Federal authorities at first denied his petition for a permit to stage the hunger strike at the federal building. Democracy Movement lawyers and the ACLU on Monday asked a federal judge to intervene on Sanchez's right to protest on U.S. property.
On Thursday, just moments before an emergency hearing, the government relented. By agreement of federal authorities, he can sit outside the building from 9:30 a.m. to 5:30 p.m. seven days a week.
Miami's ACLU chapter president, John de Leon, called the decision ``an important victory. . . . It demonstrates that there is no federal xemption to the First Amendment.''
Democracy Movement members said Sanchez's 12-foot-by-12-foot tent will remain across the street. Sanchez has used a portable latrine there, slept there, lain in a cot or sprawled in a recliner there since starting the fast May 5.
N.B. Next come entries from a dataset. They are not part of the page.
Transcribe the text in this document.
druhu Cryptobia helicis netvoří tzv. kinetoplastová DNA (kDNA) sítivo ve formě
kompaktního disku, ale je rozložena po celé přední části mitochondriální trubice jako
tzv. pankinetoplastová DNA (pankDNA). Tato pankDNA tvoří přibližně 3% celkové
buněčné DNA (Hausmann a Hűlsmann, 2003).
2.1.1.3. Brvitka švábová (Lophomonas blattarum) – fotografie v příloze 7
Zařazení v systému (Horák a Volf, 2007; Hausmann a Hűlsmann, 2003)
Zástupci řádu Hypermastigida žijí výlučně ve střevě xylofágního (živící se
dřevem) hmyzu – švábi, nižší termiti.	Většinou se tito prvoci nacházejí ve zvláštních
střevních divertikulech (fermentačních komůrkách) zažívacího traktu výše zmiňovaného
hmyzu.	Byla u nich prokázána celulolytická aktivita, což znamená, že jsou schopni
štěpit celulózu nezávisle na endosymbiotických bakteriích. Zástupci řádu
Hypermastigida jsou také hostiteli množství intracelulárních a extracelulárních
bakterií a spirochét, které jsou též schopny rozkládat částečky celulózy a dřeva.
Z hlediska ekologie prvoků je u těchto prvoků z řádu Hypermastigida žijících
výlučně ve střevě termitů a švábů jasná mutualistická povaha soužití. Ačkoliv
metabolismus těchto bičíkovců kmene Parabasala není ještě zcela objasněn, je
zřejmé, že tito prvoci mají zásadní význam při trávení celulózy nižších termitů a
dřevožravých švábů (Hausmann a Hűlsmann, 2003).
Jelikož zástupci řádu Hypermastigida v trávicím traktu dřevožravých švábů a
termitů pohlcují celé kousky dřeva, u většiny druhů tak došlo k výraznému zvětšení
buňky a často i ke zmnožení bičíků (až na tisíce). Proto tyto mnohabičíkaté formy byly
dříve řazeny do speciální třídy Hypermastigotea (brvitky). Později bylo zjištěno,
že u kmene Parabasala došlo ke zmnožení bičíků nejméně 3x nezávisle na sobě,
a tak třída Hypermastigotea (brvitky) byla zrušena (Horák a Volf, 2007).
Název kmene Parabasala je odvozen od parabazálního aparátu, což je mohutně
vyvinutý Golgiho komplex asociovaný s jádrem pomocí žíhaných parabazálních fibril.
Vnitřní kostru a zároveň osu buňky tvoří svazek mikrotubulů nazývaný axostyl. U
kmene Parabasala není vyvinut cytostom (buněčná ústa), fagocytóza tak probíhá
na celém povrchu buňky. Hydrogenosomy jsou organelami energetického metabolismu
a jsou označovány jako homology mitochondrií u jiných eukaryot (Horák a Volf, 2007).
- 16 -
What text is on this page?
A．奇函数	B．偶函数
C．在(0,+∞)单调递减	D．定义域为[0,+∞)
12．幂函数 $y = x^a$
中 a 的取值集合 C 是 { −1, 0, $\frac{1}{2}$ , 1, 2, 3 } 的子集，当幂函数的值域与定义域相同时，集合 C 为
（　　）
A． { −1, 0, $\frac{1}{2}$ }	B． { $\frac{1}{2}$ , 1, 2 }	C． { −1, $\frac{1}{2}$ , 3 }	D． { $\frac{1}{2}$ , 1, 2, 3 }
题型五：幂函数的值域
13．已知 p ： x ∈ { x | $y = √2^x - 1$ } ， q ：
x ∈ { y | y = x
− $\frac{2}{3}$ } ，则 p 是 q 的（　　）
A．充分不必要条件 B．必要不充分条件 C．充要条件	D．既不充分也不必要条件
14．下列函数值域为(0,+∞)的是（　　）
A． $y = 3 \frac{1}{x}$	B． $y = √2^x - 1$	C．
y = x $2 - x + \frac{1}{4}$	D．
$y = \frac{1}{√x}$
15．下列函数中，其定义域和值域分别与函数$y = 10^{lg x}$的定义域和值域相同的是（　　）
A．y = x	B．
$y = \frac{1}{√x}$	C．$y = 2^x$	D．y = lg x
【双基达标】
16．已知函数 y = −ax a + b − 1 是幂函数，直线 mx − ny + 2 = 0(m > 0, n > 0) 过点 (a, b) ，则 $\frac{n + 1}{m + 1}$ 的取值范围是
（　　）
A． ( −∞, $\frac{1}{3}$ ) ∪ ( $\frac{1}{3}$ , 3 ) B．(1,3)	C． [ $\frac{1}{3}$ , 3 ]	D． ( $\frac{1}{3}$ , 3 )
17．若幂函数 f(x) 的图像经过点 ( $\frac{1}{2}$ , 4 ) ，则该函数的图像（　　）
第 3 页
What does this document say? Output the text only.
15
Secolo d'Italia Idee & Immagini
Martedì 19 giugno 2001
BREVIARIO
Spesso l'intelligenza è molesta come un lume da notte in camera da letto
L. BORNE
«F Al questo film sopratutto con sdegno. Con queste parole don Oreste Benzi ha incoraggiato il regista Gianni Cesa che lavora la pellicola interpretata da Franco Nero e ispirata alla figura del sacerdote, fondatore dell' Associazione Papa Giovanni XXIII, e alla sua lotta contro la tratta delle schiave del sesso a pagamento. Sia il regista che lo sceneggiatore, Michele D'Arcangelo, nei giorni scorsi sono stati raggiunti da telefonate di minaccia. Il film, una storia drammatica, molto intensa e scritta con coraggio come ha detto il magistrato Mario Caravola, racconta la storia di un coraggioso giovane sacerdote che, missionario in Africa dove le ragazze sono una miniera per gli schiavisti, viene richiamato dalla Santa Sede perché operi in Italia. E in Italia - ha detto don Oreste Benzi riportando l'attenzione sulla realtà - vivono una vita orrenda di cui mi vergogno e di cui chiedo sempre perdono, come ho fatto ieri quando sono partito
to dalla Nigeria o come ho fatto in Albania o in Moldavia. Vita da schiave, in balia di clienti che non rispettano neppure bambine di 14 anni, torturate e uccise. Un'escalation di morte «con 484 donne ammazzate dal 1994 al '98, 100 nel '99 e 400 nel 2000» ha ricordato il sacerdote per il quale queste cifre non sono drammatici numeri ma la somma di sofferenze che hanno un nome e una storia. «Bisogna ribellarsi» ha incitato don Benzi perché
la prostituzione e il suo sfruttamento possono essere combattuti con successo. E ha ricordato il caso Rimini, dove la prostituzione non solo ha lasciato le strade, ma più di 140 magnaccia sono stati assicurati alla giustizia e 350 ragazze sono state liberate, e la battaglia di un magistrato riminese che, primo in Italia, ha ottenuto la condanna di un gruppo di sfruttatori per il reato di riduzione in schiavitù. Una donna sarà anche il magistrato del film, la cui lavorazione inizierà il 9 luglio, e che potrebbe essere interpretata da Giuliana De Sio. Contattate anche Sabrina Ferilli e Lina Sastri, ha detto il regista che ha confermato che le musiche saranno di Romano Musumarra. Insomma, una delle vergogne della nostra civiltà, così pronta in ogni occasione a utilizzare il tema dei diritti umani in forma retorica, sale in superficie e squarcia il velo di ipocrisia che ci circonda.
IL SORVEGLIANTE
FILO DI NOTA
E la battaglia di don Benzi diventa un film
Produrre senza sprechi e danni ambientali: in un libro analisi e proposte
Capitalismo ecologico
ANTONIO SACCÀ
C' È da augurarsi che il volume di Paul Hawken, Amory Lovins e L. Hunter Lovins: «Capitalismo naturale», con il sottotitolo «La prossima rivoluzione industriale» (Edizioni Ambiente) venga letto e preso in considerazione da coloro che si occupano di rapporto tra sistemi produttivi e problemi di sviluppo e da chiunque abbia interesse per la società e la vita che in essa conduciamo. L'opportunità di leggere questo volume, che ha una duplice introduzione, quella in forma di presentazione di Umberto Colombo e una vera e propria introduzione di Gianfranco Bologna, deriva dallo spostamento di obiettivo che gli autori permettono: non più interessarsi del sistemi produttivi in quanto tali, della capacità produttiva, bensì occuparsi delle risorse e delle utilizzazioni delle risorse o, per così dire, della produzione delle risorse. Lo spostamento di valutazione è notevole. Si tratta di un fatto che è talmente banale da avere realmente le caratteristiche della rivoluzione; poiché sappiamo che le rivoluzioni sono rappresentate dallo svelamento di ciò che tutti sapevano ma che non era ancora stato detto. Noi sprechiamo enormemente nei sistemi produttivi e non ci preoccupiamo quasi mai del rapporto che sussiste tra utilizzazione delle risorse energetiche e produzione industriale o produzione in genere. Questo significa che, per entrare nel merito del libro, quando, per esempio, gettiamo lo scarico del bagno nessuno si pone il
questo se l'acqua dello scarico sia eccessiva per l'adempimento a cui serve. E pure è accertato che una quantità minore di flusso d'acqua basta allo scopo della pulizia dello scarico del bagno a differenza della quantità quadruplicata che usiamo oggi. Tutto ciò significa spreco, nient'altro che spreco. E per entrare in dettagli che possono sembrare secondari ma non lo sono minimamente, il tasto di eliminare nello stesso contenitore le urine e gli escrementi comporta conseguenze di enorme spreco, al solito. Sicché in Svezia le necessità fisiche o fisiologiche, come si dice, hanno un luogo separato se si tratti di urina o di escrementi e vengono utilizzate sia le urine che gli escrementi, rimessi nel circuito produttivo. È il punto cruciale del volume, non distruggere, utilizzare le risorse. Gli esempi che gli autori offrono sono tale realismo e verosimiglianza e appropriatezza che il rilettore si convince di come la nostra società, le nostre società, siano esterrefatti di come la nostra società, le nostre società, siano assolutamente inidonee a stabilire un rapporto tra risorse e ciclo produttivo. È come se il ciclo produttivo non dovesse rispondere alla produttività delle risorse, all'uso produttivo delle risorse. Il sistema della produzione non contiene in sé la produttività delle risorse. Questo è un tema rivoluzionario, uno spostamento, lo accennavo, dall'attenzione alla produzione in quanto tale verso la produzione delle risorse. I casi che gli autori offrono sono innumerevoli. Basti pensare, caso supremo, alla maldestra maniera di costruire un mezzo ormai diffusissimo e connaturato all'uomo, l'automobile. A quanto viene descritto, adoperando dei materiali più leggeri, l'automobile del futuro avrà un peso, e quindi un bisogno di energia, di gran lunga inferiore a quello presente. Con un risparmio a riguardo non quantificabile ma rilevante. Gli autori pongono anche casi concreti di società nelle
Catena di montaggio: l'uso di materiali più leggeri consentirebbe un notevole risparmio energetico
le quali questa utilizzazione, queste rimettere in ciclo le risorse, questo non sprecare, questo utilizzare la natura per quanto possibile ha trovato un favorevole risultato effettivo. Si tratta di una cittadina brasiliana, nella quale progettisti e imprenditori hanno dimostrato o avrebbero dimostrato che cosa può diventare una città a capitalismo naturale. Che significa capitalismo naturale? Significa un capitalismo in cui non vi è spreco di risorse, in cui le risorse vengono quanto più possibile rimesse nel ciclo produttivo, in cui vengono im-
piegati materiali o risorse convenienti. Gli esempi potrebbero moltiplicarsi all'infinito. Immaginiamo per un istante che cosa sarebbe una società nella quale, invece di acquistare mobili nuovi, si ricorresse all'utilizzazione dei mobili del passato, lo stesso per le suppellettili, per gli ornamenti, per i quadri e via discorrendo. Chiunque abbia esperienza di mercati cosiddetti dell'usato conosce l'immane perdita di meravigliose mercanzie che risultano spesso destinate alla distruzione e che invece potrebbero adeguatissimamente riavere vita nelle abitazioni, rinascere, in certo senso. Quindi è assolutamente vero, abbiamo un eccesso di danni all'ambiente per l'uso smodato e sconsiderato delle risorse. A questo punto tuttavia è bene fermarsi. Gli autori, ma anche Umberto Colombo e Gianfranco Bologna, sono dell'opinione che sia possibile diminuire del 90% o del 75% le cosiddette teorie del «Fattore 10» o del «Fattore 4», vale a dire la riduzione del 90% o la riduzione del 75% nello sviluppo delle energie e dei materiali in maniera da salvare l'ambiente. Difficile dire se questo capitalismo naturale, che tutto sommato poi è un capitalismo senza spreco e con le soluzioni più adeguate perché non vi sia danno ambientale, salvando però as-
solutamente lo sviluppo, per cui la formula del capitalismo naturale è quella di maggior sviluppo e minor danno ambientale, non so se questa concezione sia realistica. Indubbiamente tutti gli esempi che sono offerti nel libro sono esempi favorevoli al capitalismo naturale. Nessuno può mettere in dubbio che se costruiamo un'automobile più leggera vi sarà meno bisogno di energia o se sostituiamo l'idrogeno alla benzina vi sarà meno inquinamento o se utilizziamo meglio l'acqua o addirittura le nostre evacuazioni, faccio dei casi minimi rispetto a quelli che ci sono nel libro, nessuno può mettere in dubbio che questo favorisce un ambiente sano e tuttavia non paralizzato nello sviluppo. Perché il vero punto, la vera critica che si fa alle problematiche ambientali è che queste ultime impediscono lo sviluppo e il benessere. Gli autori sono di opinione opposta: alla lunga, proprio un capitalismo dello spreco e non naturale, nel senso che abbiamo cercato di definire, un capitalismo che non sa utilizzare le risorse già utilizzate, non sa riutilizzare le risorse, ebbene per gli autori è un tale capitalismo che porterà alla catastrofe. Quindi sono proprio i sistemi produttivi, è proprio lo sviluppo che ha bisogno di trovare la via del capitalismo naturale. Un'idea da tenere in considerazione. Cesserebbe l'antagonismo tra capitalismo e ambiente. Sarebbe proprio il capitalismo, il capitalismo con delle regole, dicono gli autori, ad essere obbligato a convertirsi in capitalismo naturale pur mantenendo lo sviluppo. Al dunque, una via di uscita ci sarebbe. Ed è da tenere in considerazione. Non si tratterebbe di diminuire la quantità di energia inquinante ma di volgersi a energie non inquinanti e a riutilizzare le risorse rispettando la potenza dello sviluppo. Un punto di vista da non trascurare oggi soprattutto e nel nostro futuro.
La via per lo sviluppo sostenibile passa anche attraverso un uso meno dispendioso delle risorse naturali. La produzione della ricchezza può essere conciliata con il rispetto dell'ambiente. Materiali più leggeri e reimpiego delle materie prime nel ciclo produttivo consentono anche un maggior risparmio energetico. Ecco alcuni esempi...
Supporters attend to him around the clock and also solicit signatures on preprinted letters to President Clinton, protesting the boat's seizure. A pointed banner addressed to Clinton's national security advisor also decorated the spot Friday.
``Sandy Berger: You are the threat to national security!,'' it said.
The Coast Guard seized the 35-foot fiberglass fishing boat Dec. 10 at sea after Sanchez refused to pledge not to sail into Cuban waters. Sanchez vows not to eat until its release.
Howard Simon, Miami's ACLU director, said intensive talks were continuing with at least five different federal agencies on getting the boat freed from a Key West dry dock. They include the National Security Council, the State Department, the Coast Guard, Customs and the Treasury Department.
Otherwise, he said, the ACLU and Democracy Movement intend to challenge -- in court -- the extraordinary World War I-era presidential maritime powers that let the government seize the boat.
The Clinton administration discovered the powers as a way of defusing tensions between the exile community and the Cuban government after Cuba in February 1996 shot down two Brothers to the Rescue airplanes.
``It's in everybody's interest for the government to return the boat and keep Saul Sanchez alive as a leader of the exile community,'' Simon said.
Diaz-Balart again Friday characterized the extraordinary Clinton administration measures as serving to safeguard the Cuban regime from both peaceful and violent protest at the expense of U.S. civil liberties.
Penelas, a lawyer, said he has studied the matter and had found no justification for the government's using the law to seize Sanchez's vessel.